KAAN vs F-35 vs Su-57: Where Türkiye’s Fifth-Generation Fighter Stands
After Türkiye was removed from the F-35 programme in 2019, the KAAN (formerly TF-X) became more than a national project — it became the test of whether a country outside the U.S. and Russia could deliver a fifth-generation fighter. Here is how it compares to the F-35 Lightning II and the Su-57 Felon today.
Programme Maturity
This is the single biggest gap. The F-35 has over 1,000 airframes delivered to 17 operators. The Su-57 has roughly two dozen serial aircraft in Russian service. KAAN flew its maiden flight in February 2024 and remains in early flight test, with serial production targeted for the late 2020s.

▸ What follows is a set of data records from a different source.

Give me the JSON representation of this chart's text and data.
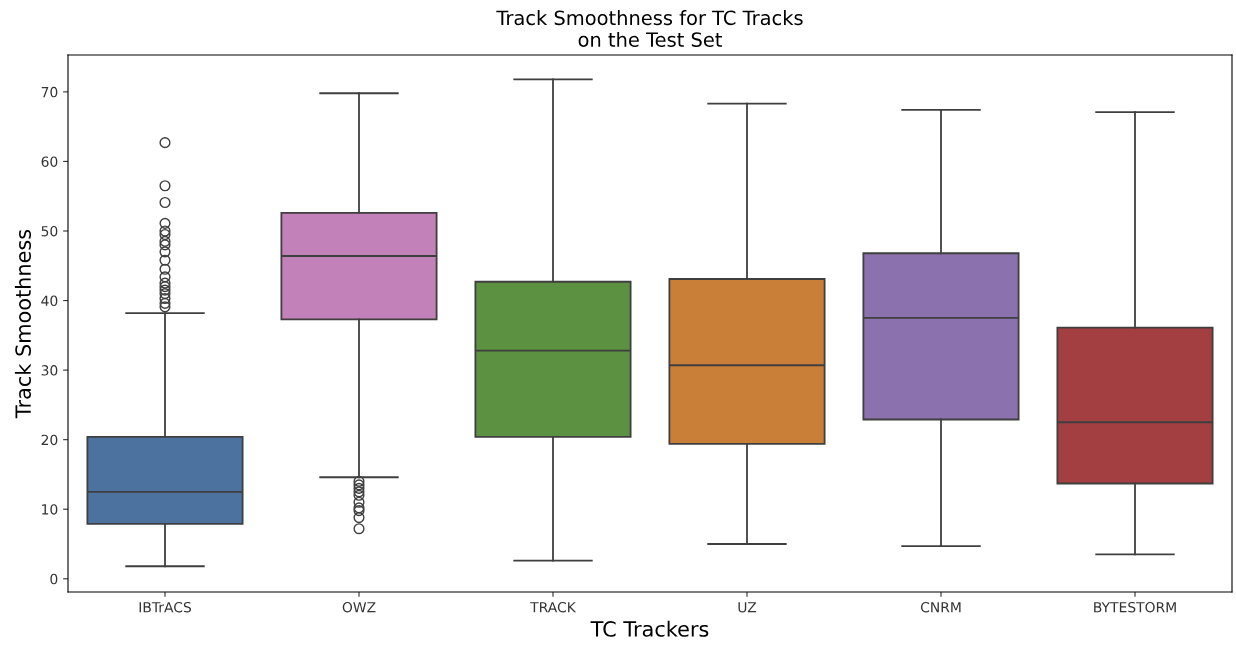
{
  "chart_data": {
    "type": "box",
    "title": "Track Smoothness for TC Tracks\non the Test Set",
    "xlabel": "TC Trackers",
    "ylabel": "Track Smoothness",
    "categories": [
      "IBTrACS",
      "OWZ",
      "TRACK",
      "UZ",
      "CNRM",
      "BYTESTORM"
    ],
    "colors": [
      "#4c72a0",
      "#c281b8",
      "#5b9141",
      "#c97f38",
      "#8b71ad",
      "#a33f40"
    ],
    "boxes": [
      {
        "low": 1.8,
        "q1": 7.9,
        "median": 12.5,
        "q3": 20.4,
        "high": 38.2,
        "outliers": [
          62.7,
          56.5,
          54.1,
          51.1,
          50.0,
          49.5,
          48.5,
          48.0,
          47.0,
          45.8,
          44.5,
          43.4,
          42.5,
          42.0,
          41.5,
          41.0,
          40.3,
          39.6,
          39.1
        ]
      },
      {
        "low": 14.6,
        "q1": 37.3,
        "median": 46.4,
        "q3": 52.6,
        "high": 69.8,
        "outliers": [
          14.0,
          13.5,
          13.0,
          12.5,
          12.0,
          11.0,
          10.2,
          9.8,
          8.8,
          7.2
        ]
      },
      {
        "low": 2.6,
        "q1": 20.4,
        "median": 32.8,
        "q3": 42.7,
        "high": 71.8
      },
      {
        "low": 5.0,
        "q1": 19.4,
        "median": 30.7,
        "q3": 43.1,
        "high": 68.3
      },
      {
        "low": 4.7,
        "q1": 22.9,
        "median": 37.5,
        "q3": 46.8,
        "high": 67.4
      },
      {
        "low": 3.5,
        "q1": 13.7,
        "median": 22.5,
        "q3": 36.1,
        "high": 67.1
      }
    ],
    "ylim": [
      -1.9,
      75.3
    ],
    "yticks": [
      0,
      10,
      20,
      30,
      40,
      50,
      60,
      70
    ],
    "grid": false,
    "legend": false
  }
}
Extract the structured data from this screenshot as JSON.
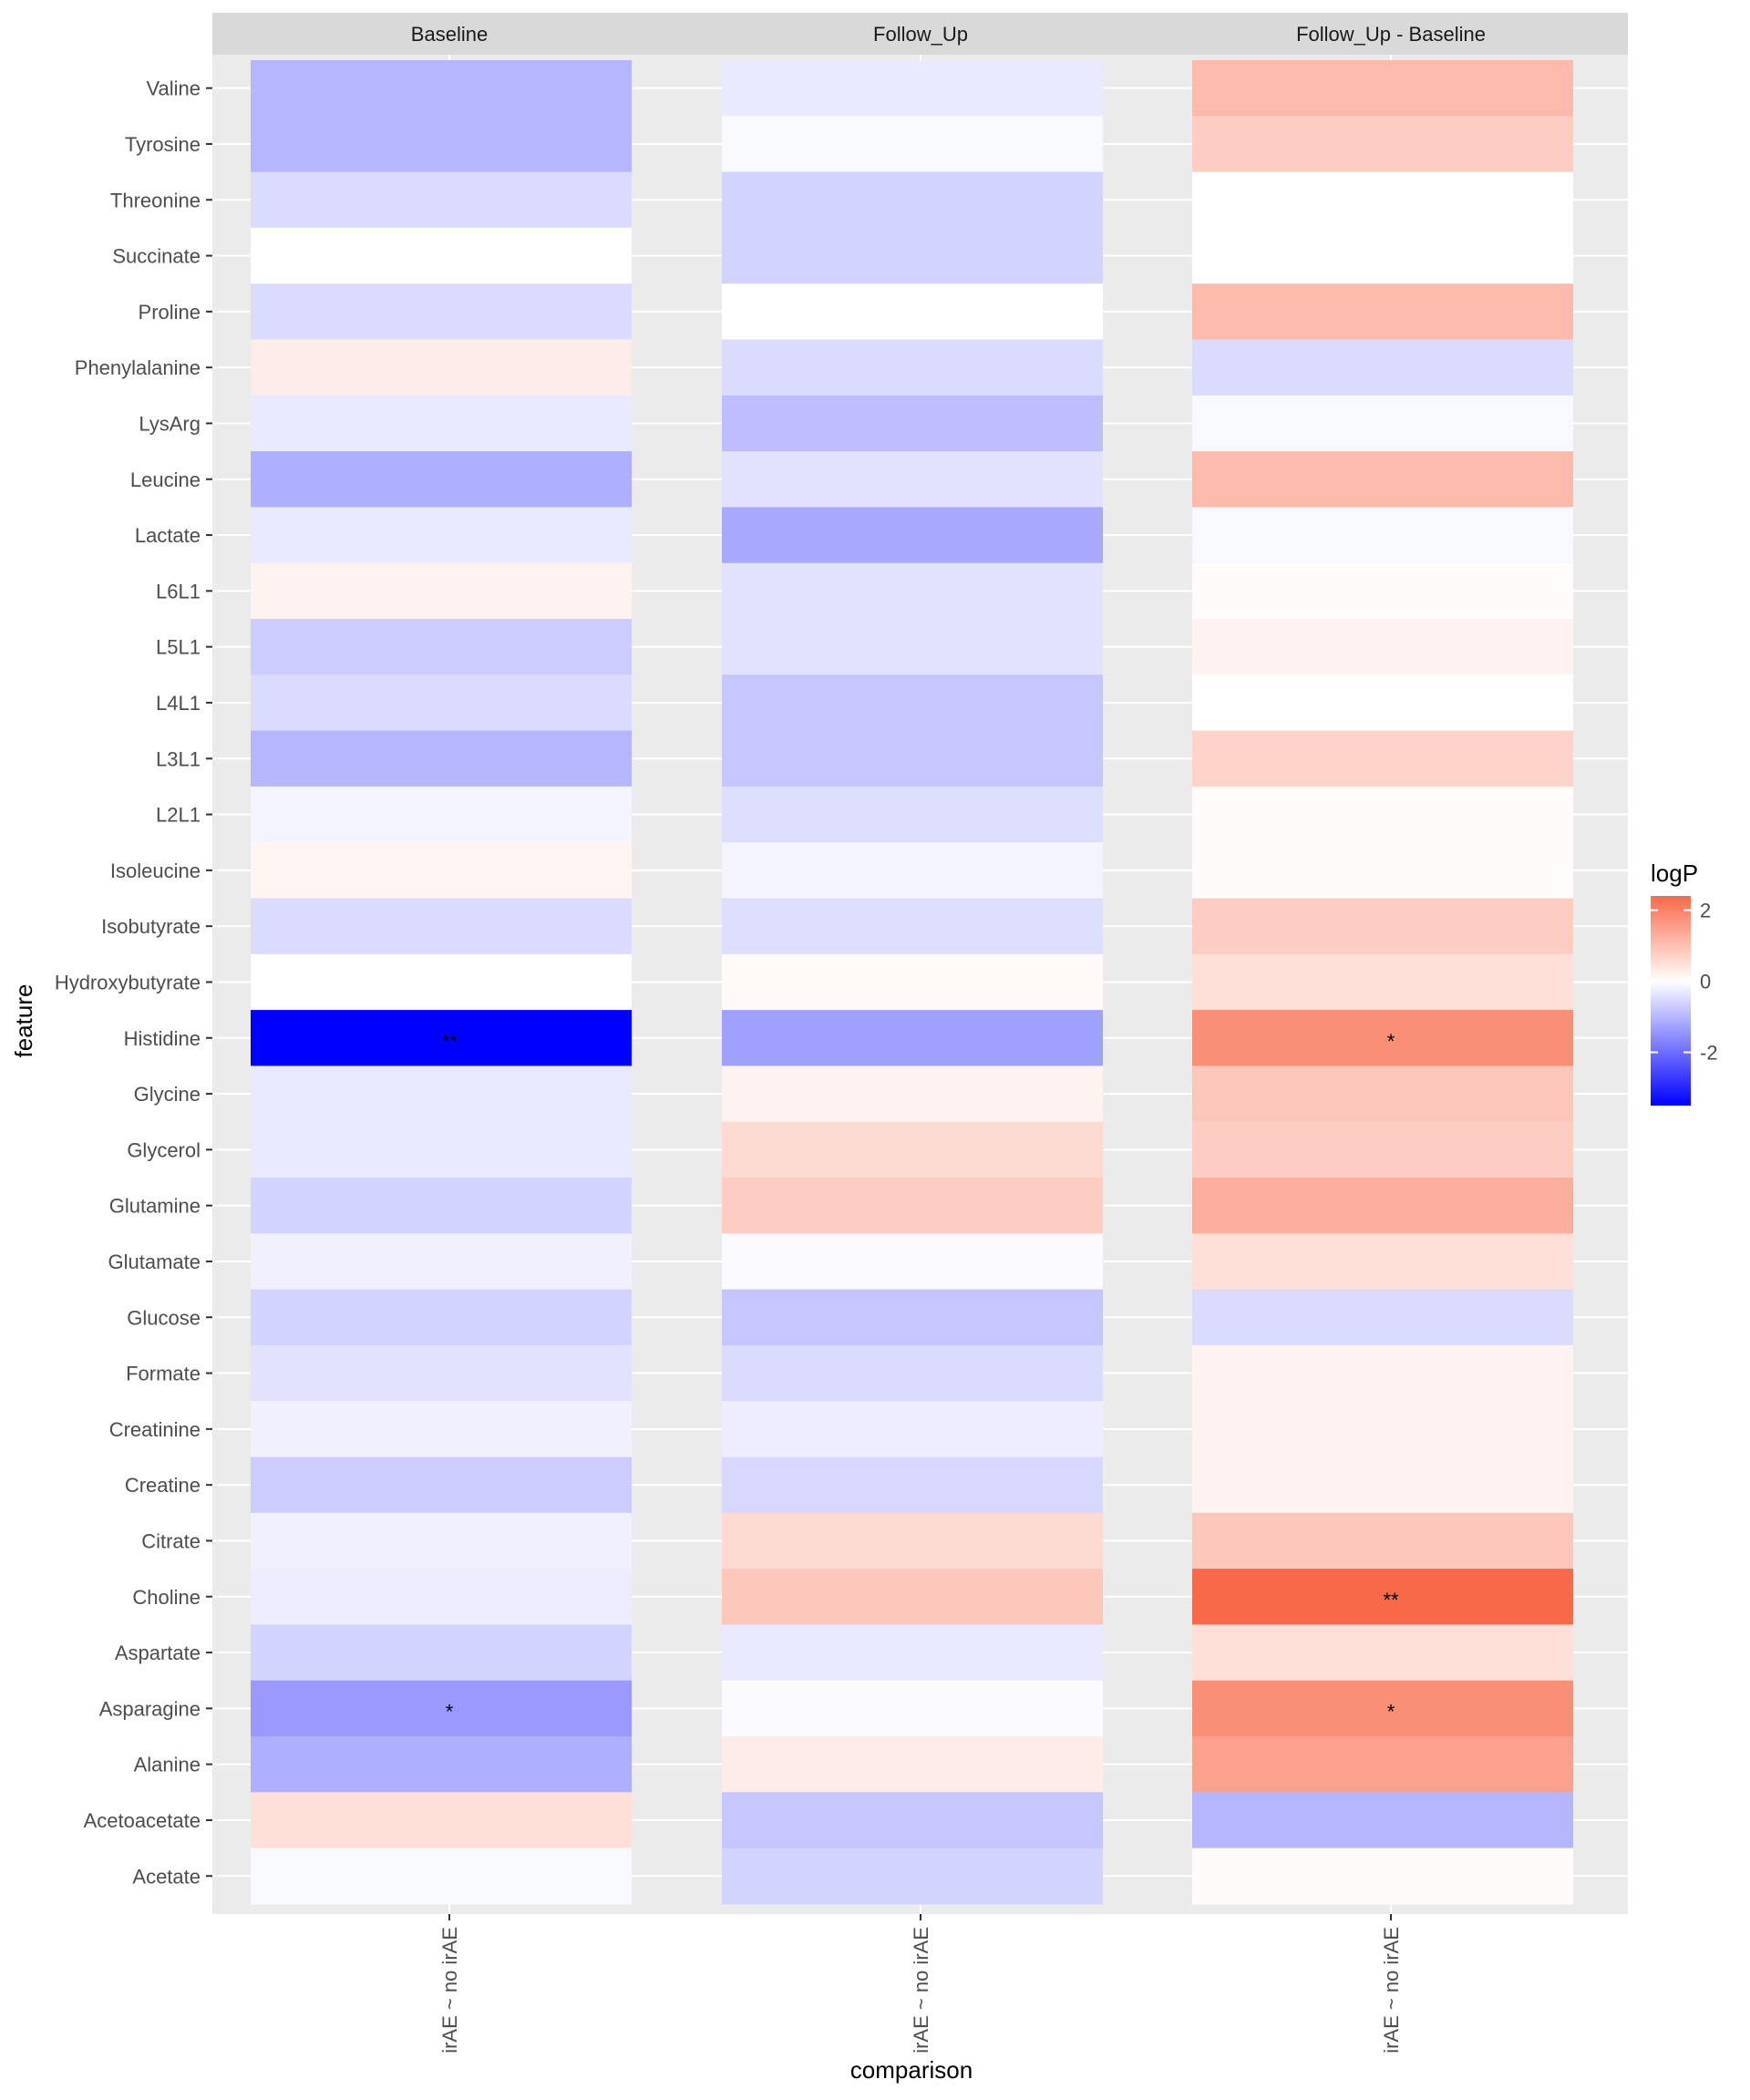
{
  "chart_data": {
    "type": "heatmap",
    "xlabel": "comparison",
    "ylabel": "feature",
    "facets": [
      "Baseline",
      "Follow_Up",
      "Follow_Up - Baseline"
    ],
    "x_categories": [
      "irAE ~ no irAE"
    ],
    "features": [
      "Valine",
      "Tyrosine",
      "Threonine",
      "Succinate",
      "Proline",
      "Phenylalanine",
      "LysArg",
      "Leucine",
      "Lactate",
      "L6L1",
      "L5L1",
      "L4L1",
      "L3L1",
      "L2L1",
      "Isoleucine",
      "Isobutyrate",
      "Hydroxybutyrate",
      "Histidine",
      "Glycine",
      "Glycerol",
      "Glutamine",
      "Glutamate",
      "Glucose",
      "Formate",
      "Creatinine",
      "Creatine",
      "Citrate",
      "Choline",
      "Aspartate",
      "Asparagine",
      "Alanine",
      "Acetoacetate",
      "Acetate"
    ],
    "values": {
      "Baseline": [
        -1.0,
        -1.0,
        -0.5,
        0.0,
        -0.5,
        0.3,
        -0.3,
        -1.1,
        -0.3,
        0.2,
        -0.7,
        -0.5,
        -1.0,
        -0.15,
        0.15,
        -0.5,
        0.0,
        -3.5,
        -0.3,
        -0.3,
        -0.6,
        -0.2,
        -0.6,
        -0.4,
        -0.2,
        -0.7,
        -0.2,
        -0.25,
        -0.6,
        -1.4,
        -1.1,
        0.5,
        -0.1
      ],
      "Follow_Up": [
        -0.3,
        -0.1,
        -0.6,
        -0.6,
        0.0,
        -0.5,
        -0.9,
        -0.4,
        -1.2,
        -0.4,
        -0.4,
        -0.8,
        -0.8,
        -0.45,
        -0.15,
        -0.45,
        0.1,
        -1.3,
        0.2,
        0.6,
        0.8,
        -0.05,
        -0.8,
        -0.5,
        -0.25,
        -0.55,
        0.6,
        0.9,
        -0.3,
        -0.05,
        0.3,
        -0.8,
        -0.6
      ],
      "Follow_Up - Baseline": [
        1.1,
        0.8,
        0.0,
        0.0,
        1.1,
        -0.5,
        -0.1,
        1.1,
        -0.1,
        0.05,
        0.2,
        0.0,
        0.7,
        0.05,
        0.05,
        0.8,
        0.5,
        1.8,
        0.9,
        0.8,
        1.3,
        0.5,
        -0.5,
        0.2,
        0.2,
        0.2,
        0.9,
        2.4,
        0.5,
        1.8,
        1.5,
        -1.0,
        0.05
      ]
    },
    "significance": {
      "Baseline": {
        "Histidine": "**",
        "Asparagine": "*"
      },
      "Follow_Up": {},
      "Follow_Up - Baseline": {
        "Histidine": "*",
        "Choline": "**",
        "Asparagine": "*"
      }
    },
    "legend": {
      "title": "logP",
      "ticks": [
        2,
        0,
        -2
      ],
      "tick_labels": [
        "2",
        "0",
        "-2"
      ],
      "range": [
        -3.5,
        2.4
      ],
      "low_color": "#0000ff",
      "mid_color": "#ffffff",
      "high_color": "#f8694a",
      "placement": "right"
    },
    "colors": {
      "panel_bg": "#ebebeb",
      "strip_bg": "#d9d9d9",
      "grid": "#ffffff",
      "text": "#4d4d4d"
    }
  }
}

| Parameter | KAAN | F-35A | Su-57 |
|---|---|---|---|
| Origin | Türkiye (TUSAŞ) | United States | Russia |
| First flight | 2024 | 2006 | 2010 |
| In service | 2028 (planned) | 2016 | 2020 |
| Engines | 2 × F110 (interim) | 1 × F135 | 2 × AL-41F1 / Izd-30 |
| Max speed | Mach 1.8+ (target) | Mach 1.6 | Mach 2 |
| Combat radius | ~1,100 km (target) | ~1,200 km | ~1,500 km |
| Internal weapons | Planned | Yes | Yes |
| AESA radar | MURAD (ASELSAN) | AN/APG-81 | N036 Byelka |
| Export status | MoU with Indonesia, talks ongoing | 17 operators | Algeria order, limited |
The F-35 Is The Benchmark — And The Bottleneck
The F-35 is the only fifth-generation fighter with a mature production line, mature sensor fusion and a global sustainment network. Lockheed Martin and the U.S. government control who gets one — and Türkiye, Saudi Arabia, the UAE and Egypt have all run into that wall at different points.
The Su-57 — Capable On Paper, Limited In Reality
Russia has struggled to deliver Su-57s in numbers, and the Izdeliye 30 second-stage engine that unlocks its full performance is still maturing. Sanctions, the Ukraine war and supply-chain damage make it a difficult buy outside a small group of countries already aligned with Moscow.
Where KAAN Fits
KAAN’s value proposition is not “better than F-35” — it is “available to buyers who cannot get the F-35.” Indonesia has signed an MoU, and discussions reportedly continue with Pakistan, Azerbaijan and several Gulf states. Türkiye is willing to negotiate technology transfer and co-production in ways neither the U.S. nor Russia will.
The realistic timeline: serial deliveries to the Turkish Air Force in the late 2020s, first export deliveries in the early 2030s. That gap matters — but for buyers planning a 30-year force structure, a fifth-generation fighter available in 2032 is a serious option compared to no fifth-generation fighter at all.

Verdict for Export Buyers
F-35 if you have unconditional U.S. alliance status and accept American sustainment lock-in. Su-57 only if you are politically aligned with Russia and can absorb sanctions risk. KAAN if you need a fifth-generation path with technology transfer and political room to manoeuvre — and you can wait until the early 2030s for first delivery.